Dem Rennen um eine erfolgreiche Fachhandelsvermarktung tritt ein weiterer Kandidat bei. Röhr, Hersteller von Wohnmöbeln für Kinder und Jugendliche sowie von Büromöbeln, konzentrierte seinen Vertrieb bislang ausschließlich auf den Möbelfach- und Versandhandel.

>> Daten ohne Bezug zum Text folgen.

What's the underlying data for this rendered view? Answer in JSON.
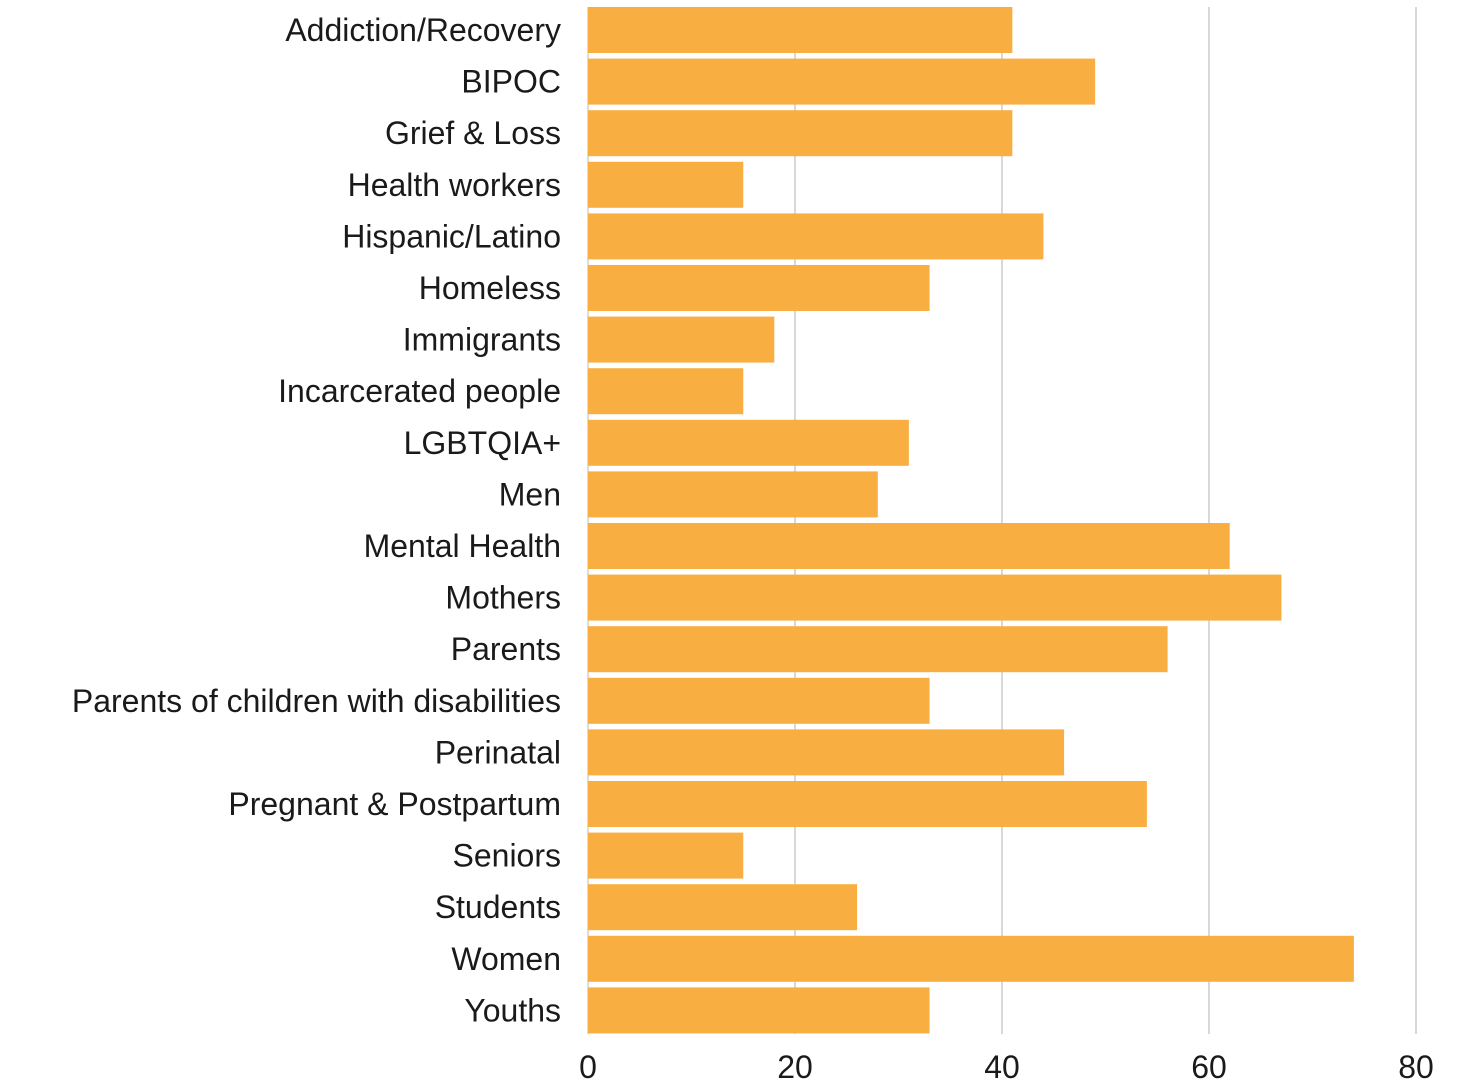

Mit der Vorstellung der neuen Produktreihe „röhr office“ auf der kommenden Orgatec drängt das Unternehmen in den schon jetzt hart umkämpften Bürofachhandel.
Röhr will sich damit neue Märkte neben seinen bisherigen Vertriebswegen erschließen. „Als Newcomer im Bürofachhandel reicht es nicht, anders zu sein als die Wettbewerber“, sagt Marketingleiter Axel Lemmer. „Wir müssen einfach besser sein.“ Besser bedeutet für Röhr, sich an seiner Flexibilität und dem Design seiner Möbel messen zu lassen. „Von Endkunden und Vertriebspartnern im Bürofachhandel gleichermaßen“, sagt Lemmer.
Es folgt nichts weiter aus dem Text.